Nonetheless, Ms. Bryant and other ASC leaders scored a small but important victory. The law changed implementation of a new productivity adjustment for ASCs by one year, thereby averting a lower payment and ensuring a higher base amount for future adjustments. "Essentially, the productivity index will cause payment updates beginning in 2011 and every year after to be lower," she told Becker's ASC Review. "Because of the ASC payment freeze and the method in which our inflation update is already factored, the productivity adjustment will have a disproportionate impact on ASCs."

She added that removing provisions from the reform law is just as important as adding them. "For example, ASC cost reporting was not included in the final legislation and other health sectors, such as home health, have experienced huge reductions that we were largely able to avoid," Ms. Bryant said.

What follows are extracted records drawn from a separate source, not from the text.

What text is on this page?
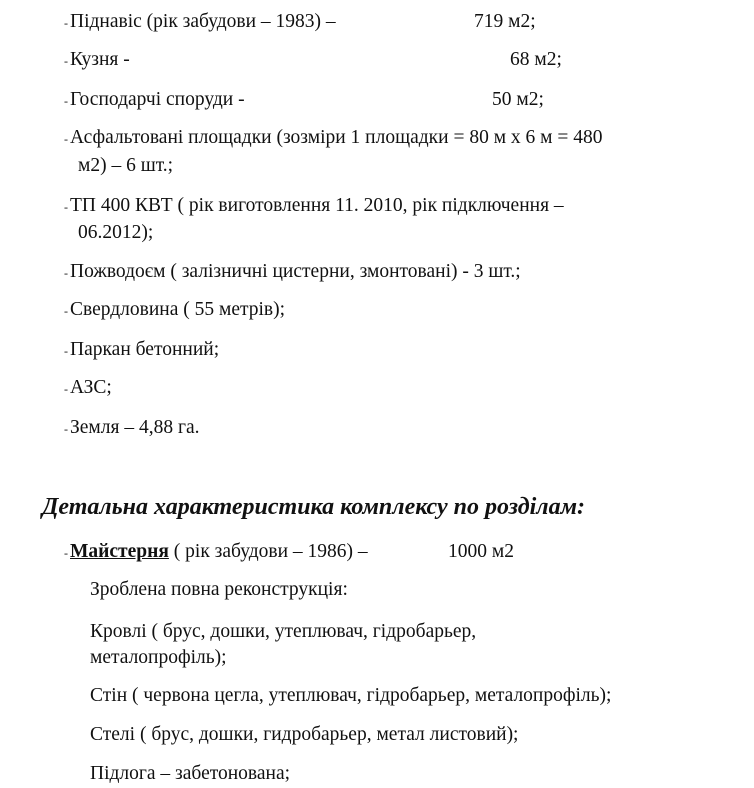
- Піднавіс (рік забудови – 1983) –	719 м2;
- Кузня -	68 м2;
- Господарчі споруди -	50 м2;
- Асфальтовані площадки (зозміри 1 площадки = 80 м х 6 м = 480
м2) – 6 шт.;
- ТП 400 КВТ ( рік виготовлення 11. 2010, рік підключення –
06.2012);
- Пожводоєм ( залізничні цистерни, змонтовані) - 3 шт.;
- Свердловина ( 55 метрів);
- Паркан бетонний;
- АЗС;
- Земля – 4,88 га.
Детальна характеристика комплексу по розділам:
- Майстерня ( рік забудови – 1986) –	1000 м2
Зроблена повна реконструкція:
Кровлі ( брус, дошки, утеплювач, гідробарьер,
металопрофіль);
Стін ( червона цегла, утеплювач, гідробарьер, металопрофіль);
Стелі ( брус, дошки, гидробарьер, метал листовий);
Підлога – забетонована;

The reform law may end up indirectly harming ASCs. For example, it generally makes healthcare more bureaucratic through structures such as the independent advisory board and could drive down payments by adding more Medicaid recipients. Enhanced federal funding will only temporarily raise Medicaid reimbursements. Meanwhile, ASC physicians will probably continue to have no meaningful professional liability reform or permanent Medicare fee-fix.

Note: 2008 compensation, the latest available, comes from IRS Form 990 filings.